Edit: In addition to the RAM requirements, you need a persistent volume containing the entire index attached to each serving instance, which is a real bummer when you want to scale horizontally.

> When you write like this it sounds very unprofessional. Also you are basically saying "this is really expensive, unless it isn't".

Likewise actually, it's kind of unprofessional to respond in this way to somebody's personal writing style for a writeup on her personal blog about a personal project. Go read some other Show HN thread, there's lots of genuinely cool stuff here, no need to pick on someone for writing in a way you disapprove of.


> If you're not interested in this subject, there are lots of other posts on this site you can go read about

This is just as unprofessional and condescending.


I was annoyed, and that was intended to be a little condescending yeah. I'm not going to let someone who goes by the name "CyberDildonics" tell me to be more professional online without being a little bit snarky in response. I hope that isn't against the rules.

edit: Looks like it is in fact against the rules, but I think I'm tentatively going to leave the comment up because I did provide a valuable answer to the parent commenter's question. Mods can do what they will of course. :)

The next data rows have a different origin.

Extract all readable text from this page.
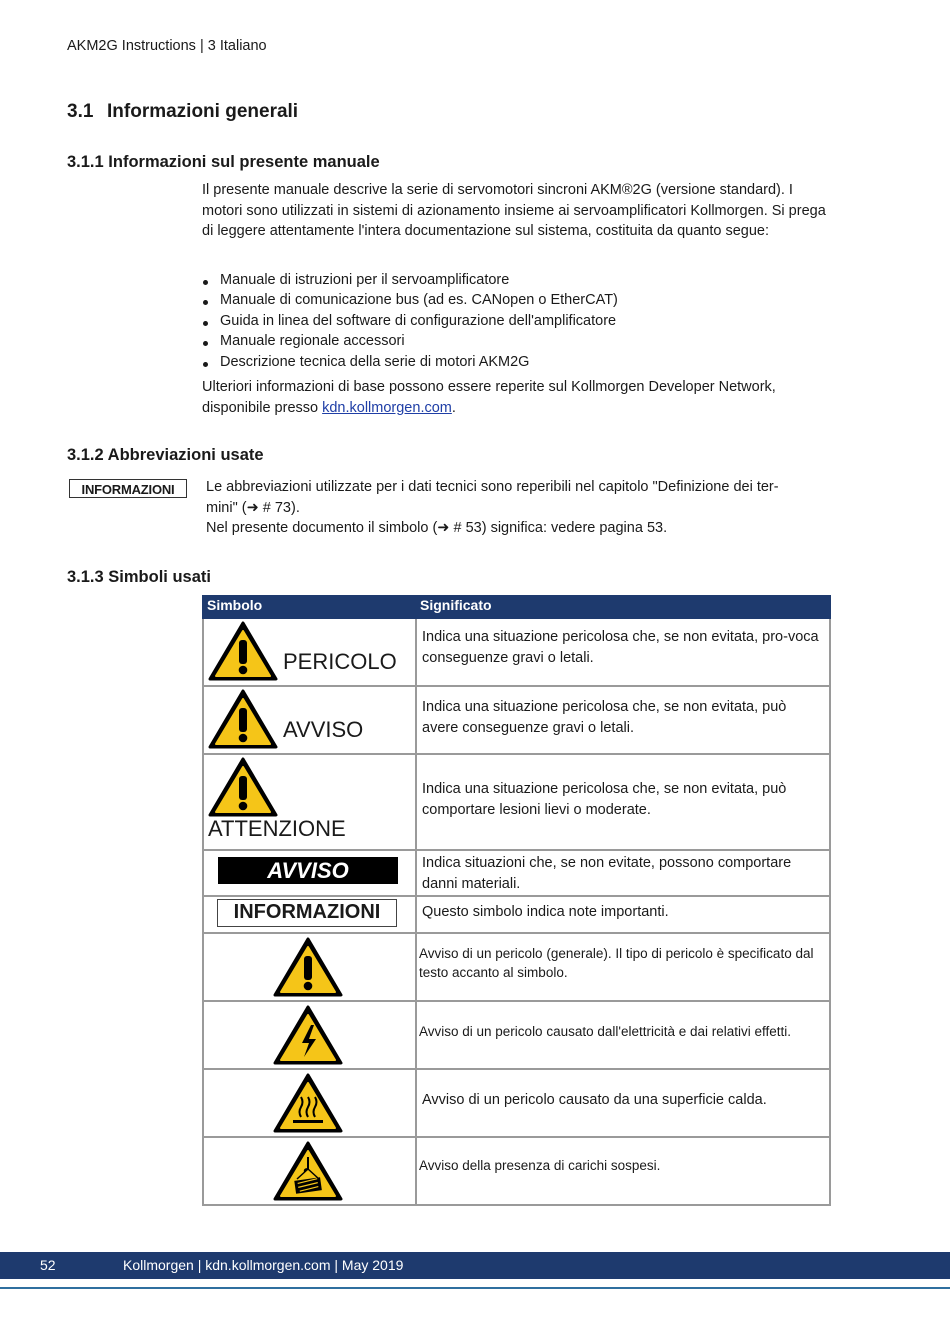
AKM2G Instructions | 3 Italiano
3.1 Informazioni generali
3.1.1 Informazioni sul presente manuale
Il presente manuale descrive la serie di servomotori sincroni AKM®2G (versione standard). I motori sono utilizzati in sistemi di azionamento insieme ai servoamplificatori Kollmorgen. Si prega di leggere attentamente l'intera documentazione sul sistema, costituita da quanto segue:
Manuale di istruzioni per il servoamplificatore
Manuale di comunicazione bus (ad es. CANopen o EtherCAT)
Guida in linea del software di configurazione dell'amplificatore
Manuale regionale accessori
Descrizione tecnica della serie di motori AKM2G
Ulteriori informazioni di base possono essere reperite sul Kollmorgen Developer Network, disponibile presso kdn.kollmorgen.com.
3.1.2 Abbreviazioni usate
INFORMAZIONI	Le abbreviazioni utilizzate per i dati tecnici sono reperibili nel capitolo "Definizione dei ter-
mini" (➜ # 73).
Nel presente documento il simbolo (➜ # 53) significa: vedere pagina 53.
3.1.3 Simboli usati
Simbolo	Significato

PERICOLO	Indica una situazione pericolosa che, se non evitata, pro-voca conseguenze gravi o letali.

AVVISO	Indica una situazione pericolosa che, se non evitata, può avere conseguenze gravi o letali.

ATTENZIONE	Indica una situazione pericolosa che, se non evitata, può comportare lesioni lievi o moderate.

AVVISO	Indica situazioni che, se non evitate, possono comportare danni materiali.

INFORMAZIONI	Questo simbolo indica note importanti.

	Avviso di un pericolo (generale). Il tipo di pericolo è specificato dal testo accanto al simbolo.

	Avviso di un pericolo causato dall'elettricità e dai relativi effetti.

	Avviso di un pericolo causato da una superficie calda.

	Avviso della presenza di carichi sospesi.
52	Kollmorgen | kdn.kollmorgen.com | May 2019
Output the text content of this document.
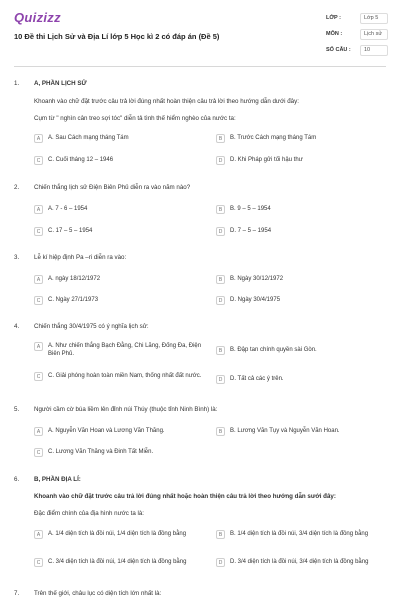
Quizizz
10 Đề thi Lịch Sử và Địa Lí lớp 5 Học kì 2 có đáp án (Đề 5)
LỚP :	Lớp 5
MÔN :	Lịch sử
SỐ CÂU :	10
1.	A, PHẦN LỊCH SỬ
Khoanh vào chữ đặt trước câu trả lời đúng nhất hoàn thiện câu trả lời theo hướng dẫn dưới đây:
Cụm từ " nghìn cân treo sợi tóc" diễn tả tình thế hiểm nghèo của nước ta:
A	A. Sau Cách mạng tháng Tám	B	B. Trước Cách mạng tháng Tám
C	C. Cuối tháng 12 – 1946	D	D. Khi Pháp gửi tối hậu thư
2.	Chiến thắng lịch sử Điện Biên Phủ diễn ra vào năm nào?
A	A. 7 - 6 – 1954	B	B. 9 – 5 – 1954
C	C. 17 – 5 – 1954	D	D. 7 – 5 – 1954
3.	Lễ kí hiệp định Pa –ri diễn ra vào:
A	A. ngày 18/12/1972	B	B. Ngày 30/12/1972
C	C. Ngày 27/1/1973	D	D. Ngày 30/4/1975
4.	Chiến thắng 30/4/1975 có ý nghĩa lịch sử:
A	A. Như chiến thắng Bạch Đằng, Chi Lăng, Đống Đa, Điện Biên Phủ.	B	B. Đập tan chính quyền sài Gòn.
C	C. Giải phóng hoàn toàn miền Nam, thống nhất đất nước.
D	D. Tất cả các ý trên.
5.	Người cầm cờ búa liềm lên đỉnh núi Thúy (thuộc tỉnh Ninh Bình) là:
A	A. Nguyễn Văn Hoan và Lương Văn Thăng.	B	B. Lương Văn Tụy và Nguyễn Văn Hoan.
C	C. Lương Văn Thăng và Đinh Tất Miễn.
6.	B, PHẦN ĐỊA LÍ:
Khoanh vào chữ đặt trước câu trả lời đúng nhất hoặc hoàn thiện câu trả lời theo hướng dẫn sưới đây:
Đặc điểm chính của địa hình nước ta là:
A	A. 1/4 diện tích là đồi núi, 1/4 diện tích là đồng bằng	B	B. 1/4 diện tích là đồi núi, 3/4 diện tích là đồng bằng
C	C. 3/4 diện tích là đồi núi, 1/4 diện tích là đồng bằng	D	D. 3/4 diện tích là đồi núi, 3/4 diện tích là đồng bằng
7.	Trên thế giới, châu lục có diện tích lớn nhất là:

I'm mostly just sad you stopped the chain of people calling their parent post "unprofessional". We could have gotten it 4 replies deep!

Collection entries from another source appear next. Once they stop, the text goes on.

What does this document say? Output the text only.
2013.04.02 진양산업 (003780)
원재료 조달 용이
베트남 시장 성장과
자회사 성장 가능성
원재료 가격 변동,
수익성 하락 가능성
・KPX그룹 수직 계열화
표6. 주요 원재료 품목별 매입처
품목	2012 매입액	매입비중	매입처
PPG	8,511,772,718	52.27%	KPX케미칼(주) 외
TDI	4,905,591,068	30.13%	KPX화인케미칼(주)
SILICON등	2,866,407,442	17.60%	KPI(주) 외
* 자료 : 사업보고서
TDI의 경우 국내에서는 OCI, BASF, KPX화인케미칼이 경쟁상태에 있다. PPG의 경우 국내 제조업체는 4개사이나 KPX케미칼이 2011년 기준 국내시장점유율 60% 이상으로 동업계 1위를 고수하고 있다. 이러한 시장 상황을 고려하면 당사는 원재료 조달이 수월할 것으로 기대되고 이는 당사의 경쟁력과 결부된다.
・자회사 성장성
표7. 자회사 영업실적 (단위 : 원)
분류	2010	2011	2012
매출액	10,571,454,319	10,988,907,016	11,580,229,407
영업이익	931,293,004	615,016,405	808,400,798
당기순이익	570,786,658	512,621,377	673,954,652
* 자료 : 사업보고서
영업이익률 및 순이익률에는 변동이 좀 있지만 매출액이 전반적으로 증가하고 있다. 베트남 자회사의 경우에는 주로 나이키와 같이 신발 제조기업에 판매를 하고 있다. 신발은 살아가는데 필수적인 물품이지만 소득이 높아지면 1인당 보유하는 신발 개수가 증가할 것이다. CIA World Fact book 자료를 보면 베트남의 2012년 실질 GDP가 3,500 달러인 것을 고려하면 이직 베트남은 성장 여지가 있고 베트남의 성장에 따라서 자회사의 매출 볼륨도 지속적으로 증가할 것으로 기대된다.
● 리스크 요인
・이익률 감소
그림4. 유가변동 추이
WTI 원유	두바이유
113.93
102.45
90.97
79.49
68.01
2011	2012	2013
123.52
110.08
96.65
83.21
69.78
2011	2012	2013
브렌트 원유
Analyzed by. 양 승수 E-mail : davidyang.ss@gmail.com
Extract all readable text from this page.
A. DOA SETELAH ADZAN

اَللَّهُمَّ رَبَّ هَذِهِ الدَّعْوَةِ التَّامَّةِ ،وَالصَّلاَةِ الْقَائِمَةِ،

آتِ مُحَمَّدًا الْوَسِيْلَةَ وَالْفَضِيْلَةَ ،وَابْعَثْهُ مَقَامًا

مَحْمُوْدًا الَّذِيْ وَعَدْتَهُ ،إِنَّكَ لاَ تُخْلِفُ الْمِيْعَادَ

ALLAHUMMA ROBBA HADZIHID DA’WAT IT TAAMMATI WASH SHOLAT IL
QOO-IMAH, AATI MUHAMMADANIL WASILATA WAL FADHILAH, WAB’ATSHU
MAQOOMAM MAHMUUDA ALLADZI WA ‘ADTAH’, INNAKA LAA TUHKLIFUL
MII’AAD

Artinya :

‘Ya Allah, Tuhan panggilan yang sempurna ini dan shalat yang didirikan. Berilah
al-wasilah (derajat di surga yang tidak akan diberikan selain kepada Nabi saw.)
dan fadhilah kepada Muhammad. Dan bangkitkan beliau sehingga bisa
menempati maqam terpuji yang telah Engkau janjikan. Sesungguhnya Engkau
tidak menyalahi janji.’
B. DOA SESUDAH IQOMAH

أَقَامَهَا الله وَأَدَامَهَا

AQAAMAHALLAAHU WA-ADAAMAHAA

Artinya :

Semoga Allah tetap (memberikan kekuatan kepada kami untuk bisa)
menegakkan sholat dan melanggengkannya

Ignore the haters here. What you've built is cool and you're rightly proud of it.


I like you. Your style seems great to me. The nit-picker talking about your "lack of professionalism" is not my preferred sort of human to encounter, and I would frankly prefer to hear from their sort much less often. I'd take 10 more ppl like you on this site any day


[flagged]


> Isn't this an ad for something you're selling?

No. This is a demo of an open-source project that I've released for free.

> To me it seems like something that has been around for a very long time and is now being resold under a new label of "geocoding"

That's just what this class of software is called.

https://developers.google.com/maps/documentation/geocoding/o...

https://docs.mapbox.com/api/search/geocoding/

https://geocode.earth/

https://github.com/komoot/photon

https://nominatim.org/

https://pelias.io/

https://www.here.com/platform/geocoding

https://developer.tomtom.com/geocoding-api/documentation/geo...

https://geocoding.geo.census.gov/geocoder/

https://github.com/Qwant/mimirsbrunn

All of these call themselves geocoders.

> 25 years ago tiny contained $100 GPS units had the entire US on a 2 GB flash card.

Yeah! Super cool feat of engineering accomplished mostly by requiring you to do structured search, if I remember correctly. I never drove with one as they were a bit before my time. I remember them being very fiddly, but that was an observation I made from the back seat of a car as a child so, grain of salt. And yes to google maps offering this for free as a part of their maps client. Not free if you're a 3rd party software developer though, as you'll see if you click through the first link I posted above.